My great aunt, Bertha Åström, emigrated to the U.S. from Boden, Sweden (the far north) in the early 20th century. She had become pregnant out of wedlock when she was just 13-- statutory rape, at the very least. It was decided for her, I think, that she should emigrate and leave the child behind. Her eldest brother, Isak, my grandfather, had already come over, and he'd become a hard-rock gold miner, first at the Homestake Mine in the Dakotas, then in Colorado, and finally in Northern California--Grass Valley, Allegheny, and Sierra City. Bertha followed him for a while working as a cook and nanny, before settling in the Bay Area, where she became a nanny.
Eventually she married, and in the mid-1920s she and her husband built a resort in the Lakes Basin above Sierra City, specifically at Packer Lake. They and some laborers built a log-lodge and some log-cabins. Bertha cooked meals for the guests on a big wood stove. Many people of wealth liked to spend a week or two their in the summers, and they didn't mind roughing it a bit: it wasn't a Hilton.
By the way, her son Erik eventually made his way to America, and lived in Sierra City for the remainder of his life (and hers).

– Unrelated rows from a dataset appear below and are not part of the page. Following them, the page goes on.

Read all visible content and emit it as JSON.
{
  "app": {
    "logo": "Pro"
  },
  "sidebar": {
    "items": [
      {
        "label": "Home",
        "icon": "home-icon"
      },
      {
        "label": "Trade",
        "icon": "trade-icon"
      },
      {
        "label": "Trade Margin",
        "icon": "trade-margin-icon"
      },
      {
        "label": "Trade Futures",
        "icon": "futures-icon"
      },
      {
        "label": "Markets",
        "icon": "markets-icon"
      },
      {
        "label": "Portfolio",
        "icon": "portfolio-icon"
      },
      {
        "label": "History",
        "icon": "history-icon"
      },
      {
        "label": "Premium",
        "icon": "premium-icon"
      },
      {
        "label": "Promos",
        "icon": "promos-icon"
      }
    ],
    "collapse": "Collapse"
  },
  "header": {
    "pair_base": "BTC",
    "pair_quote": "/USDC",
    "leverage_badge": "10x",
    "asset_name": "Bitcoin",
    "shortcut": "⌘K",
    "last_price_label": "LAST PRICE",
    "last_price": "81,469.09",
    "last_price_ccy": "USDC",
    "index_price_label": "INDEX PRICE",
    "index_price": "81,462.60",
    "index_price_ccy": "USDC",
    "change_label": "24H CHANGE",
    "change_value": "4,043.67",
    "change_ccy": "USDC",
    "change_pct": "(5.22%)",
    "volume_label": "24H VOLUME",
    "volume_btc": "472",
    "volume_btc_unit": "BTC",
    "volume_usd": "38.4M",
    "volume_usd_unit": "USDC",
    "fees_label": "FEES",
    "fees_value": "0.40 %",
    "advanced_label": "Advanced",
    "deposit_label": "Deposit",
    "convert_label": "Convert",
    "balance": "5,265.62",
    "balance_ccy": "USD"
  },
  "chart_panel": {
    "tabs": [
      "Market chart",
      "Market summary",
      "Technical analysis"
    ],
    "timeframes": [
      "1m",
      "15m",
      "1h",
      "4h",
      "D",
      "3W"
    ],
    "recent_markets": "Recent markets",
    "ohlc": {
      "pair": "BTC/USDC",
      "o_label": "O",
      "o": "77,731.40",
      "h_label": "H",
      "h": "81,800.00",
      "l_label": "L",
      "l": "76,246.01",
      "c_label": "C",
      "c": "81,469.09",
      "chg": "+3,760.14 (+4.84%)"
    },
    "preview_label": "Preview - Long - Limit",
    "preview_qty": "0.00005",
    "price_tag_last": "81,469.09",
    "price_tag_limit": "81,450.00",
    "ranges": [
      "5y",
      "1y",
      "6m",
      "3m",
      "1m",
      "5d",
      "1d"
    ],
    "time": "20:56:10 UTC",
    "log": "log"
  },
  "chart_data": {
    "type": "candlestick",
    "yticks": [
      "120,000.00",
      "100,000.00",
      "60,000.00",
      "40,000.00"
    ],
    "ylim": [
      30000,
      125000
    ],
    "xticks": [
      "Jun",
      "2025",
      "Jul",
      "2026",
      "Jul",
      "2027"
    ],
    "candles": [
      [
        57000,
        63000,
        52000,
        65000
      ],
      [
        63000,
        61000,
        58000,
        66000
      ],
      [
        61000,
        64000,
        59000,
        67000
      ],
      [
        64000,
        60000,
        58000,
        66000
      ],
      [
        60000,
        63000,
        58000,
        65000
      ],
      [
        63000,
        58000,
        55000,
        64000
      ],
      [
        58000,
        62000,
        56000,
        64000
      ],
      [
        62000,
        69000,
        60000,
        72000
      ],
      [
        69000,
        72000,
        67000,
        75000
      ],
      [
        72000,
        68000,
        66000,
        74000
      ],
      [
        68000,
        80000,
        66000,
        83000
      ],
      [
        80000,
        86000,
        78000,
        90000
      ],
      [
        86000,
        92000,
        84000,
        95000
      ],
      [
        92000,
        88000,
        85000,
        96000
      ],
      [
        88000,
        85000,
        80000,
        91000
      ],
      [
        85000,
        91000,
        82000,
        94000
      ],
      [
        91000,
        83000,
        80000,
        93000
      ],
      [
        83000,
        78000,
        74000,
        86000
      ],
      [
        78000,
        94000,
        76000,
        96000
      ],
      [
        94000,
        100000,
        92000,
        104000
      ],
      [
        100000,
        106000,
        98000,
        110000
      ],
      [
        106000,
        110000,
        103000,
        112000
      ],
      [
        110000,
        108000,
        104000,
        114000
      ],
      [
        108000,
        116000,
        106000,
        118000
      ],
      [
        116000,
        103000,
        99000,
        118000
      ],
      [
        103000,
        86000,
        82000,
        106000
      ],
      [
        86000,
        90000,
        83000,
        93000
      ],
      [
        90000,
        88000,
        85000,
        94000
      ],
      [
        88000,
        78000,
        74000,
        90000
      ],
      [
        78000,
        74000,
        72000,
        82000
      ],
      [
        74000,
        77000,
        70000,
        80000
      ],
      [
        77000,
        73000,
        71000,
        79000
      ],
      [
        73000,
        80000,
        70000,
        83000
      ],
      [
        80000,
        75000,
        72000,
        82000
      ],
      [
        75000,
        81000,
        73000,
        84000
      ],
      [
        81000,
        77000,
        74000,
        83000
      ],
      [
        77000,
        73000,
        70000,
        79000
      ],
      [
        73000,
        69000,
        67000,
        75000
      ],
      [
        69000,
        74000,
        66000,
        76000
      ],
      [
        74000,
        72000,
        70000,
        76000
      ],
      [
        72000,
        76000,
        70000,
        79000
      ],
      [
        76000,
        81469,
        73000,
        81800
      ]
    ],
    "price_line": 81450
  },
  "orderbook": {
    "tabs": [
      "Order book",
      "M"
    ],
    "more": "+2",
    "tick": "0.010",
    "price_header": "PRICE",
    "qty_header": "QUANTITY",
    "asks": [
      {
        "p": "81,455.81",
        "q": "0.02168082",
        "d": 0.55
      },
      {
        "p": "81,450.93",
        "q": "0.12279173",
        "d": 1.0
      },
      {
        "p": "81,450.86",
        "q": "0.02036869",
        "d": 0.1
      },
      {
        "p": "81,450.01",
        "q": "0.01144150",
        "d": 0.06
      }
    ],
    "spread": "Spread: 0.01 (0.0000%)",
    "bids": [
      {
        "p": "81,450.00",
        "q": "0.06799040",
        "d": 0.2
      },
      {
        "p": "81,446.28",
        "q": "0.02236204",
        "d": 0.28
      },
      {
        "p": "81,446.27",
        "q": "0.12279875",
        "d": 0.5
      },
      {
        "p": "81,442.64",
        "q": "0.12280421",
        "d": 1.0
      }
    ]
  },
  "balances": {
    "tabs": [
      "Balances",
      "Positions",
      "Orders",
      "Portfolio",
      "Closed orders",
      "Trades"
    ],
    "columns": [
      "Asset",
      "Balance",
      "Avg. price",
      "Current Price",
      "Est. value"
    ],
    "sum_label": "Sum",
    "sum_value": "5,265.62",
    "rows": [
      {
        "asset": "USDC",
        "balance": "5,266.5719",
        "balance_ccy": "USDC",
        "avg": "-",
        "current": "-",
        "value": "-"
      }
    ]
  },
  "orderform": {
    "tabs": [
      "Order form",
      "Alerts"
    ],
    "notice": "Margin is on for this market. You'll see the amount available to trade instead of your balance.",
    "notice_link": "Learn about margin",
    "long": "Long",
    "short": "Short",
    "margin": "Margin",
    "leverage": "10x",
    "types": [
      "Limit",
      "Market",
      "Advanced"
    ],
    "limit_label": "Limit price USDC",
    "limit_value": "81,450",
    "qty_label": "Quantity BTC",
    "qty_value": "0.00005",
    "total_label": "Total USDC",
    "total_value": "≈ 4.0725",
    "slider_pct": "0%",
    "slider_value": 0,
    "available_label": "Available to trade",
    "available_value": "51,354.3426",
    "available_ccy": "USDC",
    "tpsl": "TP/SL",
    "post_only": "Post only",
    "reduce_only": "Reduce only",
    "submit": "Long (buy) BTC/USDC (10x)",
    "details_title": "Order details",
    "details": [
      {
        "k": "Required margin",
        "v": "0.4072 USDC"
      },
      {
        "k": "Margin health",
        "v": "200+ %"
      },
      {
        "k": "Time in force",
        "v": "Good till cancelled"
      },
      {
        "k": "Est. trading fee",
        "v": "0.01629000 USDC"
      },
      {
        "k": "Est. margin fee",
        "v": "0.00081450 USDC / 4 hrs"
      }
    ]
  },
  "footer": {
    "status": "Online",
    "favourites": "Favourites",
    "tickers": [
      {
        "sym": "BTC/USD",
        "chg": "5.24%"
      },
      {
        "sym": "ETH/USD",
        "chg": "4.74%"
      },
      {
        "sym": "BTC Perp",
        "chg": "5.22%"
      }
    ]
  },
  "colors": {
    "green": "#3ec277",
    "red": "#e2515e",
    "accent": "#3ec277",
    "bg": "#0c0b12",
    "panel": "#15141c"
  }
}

Before her life was totally disrupted, Bertha was training as a cook in a Boden hotel, and one of the recipes she brought over was for Swedish rye bread, which is quite different from Central European rye breads. It includes molasses, prunes, and anise seeds, and finely diced orange peels, mixed with dark rye flour, white flour, and a few mashed potatoes. My mother learned the recipe from Bertha and passed it along to other generations. It's a yeast bread which requires three risings, so it's an all-day task, pretty much. I adapted the recipe to a quick bread, and it captures the flavor and texture of the original pretty well. Sweet but not too sweet, aromatic, dense. Of course, there's nothing like yeast bread. The recipe:
Quick Swedish Rye Bread
This is a quick version of Bertha Åström’s
Swedish (Ostrom’s) yeast) rye bread. The consistency is slightly denser, but
the flavor is the same.
Ingredients:
2 cups white flour
2 cups dark rye flour
½ teaspoon salt
1 teaspoon baking soda
1 cup low-fat buttermilk [if you don't have buttermilk, add white vinegar to milk]
½ cup molasses
½ cup prune juice
2-3 tablespoons of grated orange peel
1 tablespoon dried anise seeds
Directions:
Preheat oven to 400 degrees.
It’s best to sift the flour. Mix flour, salt, soda,
orange peel, and anise seeds well.
Mix prune juice and molasses and briefly warm the mixture
in a pan.
Add buttermilk and prune juice/molasses to the flour
(etc.) and mix. The dough will be quite sticky. Add more buttermilk if
necessary.
Briefly kneed the dough and shape it into a circular/oval
loaf on a floured surface. Cut an X into the top with a sharp knife.
Place on floured baking tin. Bake at 400 degrees for 30
minutes or slightly longer. Remove from oven and let loaf cool on rack.